Human Rights Violations and ISIS

By   May 18, 2015

A United Nations report has supplied new evidence of what it calls a staggering list of human rights abuses by Islamic State (IS) militants in Iraq. It revealed systematic violations completed since IS began its advance in July across Iraq.

The report, based on 500 interviews, supplies evidence of mass executions, the utilization of child soldiers, and the kidnapping of women and girls to utilize as sex slaves. The report detailed how soldiers Iraqi police officers and journalists were killed in a series of mass executions. It said religious and ethnic communities was surrounded and starved of food and water, while women and girls were abducted as sex slaves and children.

The UN said the violations might amount to war crimes and crimes against humanity. It also found the Iraqi government had caused “major civilian deaths” when its air strikes on the Sunni Muslim militants strike villages, a school and hospitals in violation of international law.

A large number of civilians killed in weeks

The UN report said at least 9,347 civilians had been killed and 17,386 wounded in the nine months to September – half of them since the started seizing big parts IS insurgents of northern Iraq in early June .

It said the widening battle had compelled 1.8 million Iraqis to flee their houses.

“The array of violations and abuses perpetrated by ISIL (IS) and related armed groups is staggering, and many of these actions may amount to war crimes or crimes against humanity,” the UN High Commissioner for Human Rights Zeid Ra’ad al Hussein said.

Look back at a timeline of key events leading up to the decision in Australia to join air strikes.
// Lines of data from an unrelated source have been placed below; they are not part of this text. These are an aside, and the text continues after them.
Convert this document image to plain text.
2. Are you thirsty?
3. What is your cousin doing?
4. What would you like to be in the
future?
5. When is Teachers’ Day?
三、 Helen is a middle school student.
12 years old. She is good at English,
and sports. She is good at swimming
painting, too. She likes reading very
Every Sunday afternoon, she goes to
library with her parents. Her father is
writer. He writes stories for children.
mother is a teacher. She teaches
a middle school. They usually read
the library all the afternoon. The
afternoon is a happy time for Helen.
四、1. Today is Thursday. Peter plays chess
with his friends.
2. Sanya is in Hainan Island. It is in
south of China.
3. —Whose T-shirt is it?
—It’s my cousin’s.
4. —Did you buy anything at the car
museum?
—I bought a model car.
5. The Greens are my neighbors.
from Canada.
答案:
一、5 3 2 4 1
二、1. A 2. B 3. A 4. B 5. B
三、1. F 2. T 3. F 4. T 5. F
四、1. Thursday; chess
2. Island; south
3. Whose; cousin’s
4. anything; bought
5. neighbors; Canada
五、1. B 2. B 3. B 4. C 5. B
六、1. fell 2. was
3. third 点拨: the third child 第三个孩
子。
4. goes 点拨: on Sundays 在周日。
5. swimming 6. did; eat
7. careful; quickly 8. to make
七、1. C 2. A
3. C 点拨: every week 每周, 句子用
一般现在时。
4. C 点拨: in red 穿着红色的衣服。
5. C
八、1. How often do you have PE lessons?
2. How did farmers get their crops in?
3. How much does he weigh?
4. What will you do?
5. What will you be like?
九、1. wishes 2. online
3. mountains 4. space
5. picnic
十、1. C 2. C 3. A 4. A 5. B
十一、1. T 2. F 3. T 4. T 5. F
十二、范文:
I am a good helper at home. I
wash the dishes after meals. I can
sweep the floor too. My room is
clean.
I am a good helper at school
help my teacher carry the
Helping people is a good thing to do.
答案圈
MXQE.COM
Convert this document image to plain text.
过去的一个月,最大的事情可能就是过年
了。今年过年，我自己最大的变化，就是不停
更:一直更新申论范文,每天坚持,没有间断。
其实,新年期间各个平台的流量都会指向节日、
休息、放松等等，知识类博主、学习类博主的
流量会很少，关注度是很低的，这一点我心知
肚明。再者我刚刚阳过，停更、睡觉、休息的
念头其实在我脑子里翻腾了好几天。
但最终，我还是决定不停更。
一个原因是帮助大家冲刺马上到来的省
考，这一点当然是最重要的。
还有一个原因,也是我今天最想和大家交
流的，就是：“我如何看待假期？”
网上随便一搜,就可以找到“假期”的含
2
He called again for the authorities to join the International Criminal Court in Iraq
Could prosecute the direct targeting of civilians on the basis of the religious or ethnic group along with such enormous abuses.

Along with gross human rights violations, the 29-page report from the UN Human Rights Office along with the UN Assistance Mission for Iraq detailed how the violence by Islamist forces was of an “increasing sectarian nature” against groups including Christians, Yazidis and Shiite Muslims.

The report detailed how IS fighters had captured and killed about 1,500 Iraqi from the officers soldiers and security former US Camp Speicher military base in Salahuddin province in a single massacre on June 12.

It said unarmed Iraqi military recruits were led off the base near Tikrit and machine-gunned in their own hundreds before IS fighters into mass graves boasted of the killings on the web.

The report said women had been treated particularly harshly with IS combatants attacking and killing lawyers and female physicians, among other professionals.

It said in August, IS militants took 450-500 women and girls to the Tal Afar citadel in Iraq’s Nineveh region where “150 single girls as well as women, primarily from the Yazidi and Christian communities, were reportedly transported to Syria, either to be given to ISIL combatants as a reward or to be sold as sex slaves”.

The report also said IS and allied groups had assaulted and destroyed places of spiritual and ethnic significance in Iraq that did not conform to its “takfiri” doctrine referring to the beliefs of Sunni militants who justify their violence by branding others as apostates.

But it allied fighters and also expressed deep concern at violations perpetrated by the Baghdad government, including shelling and air strikes which could not have distinguished between military targets and civilian areas.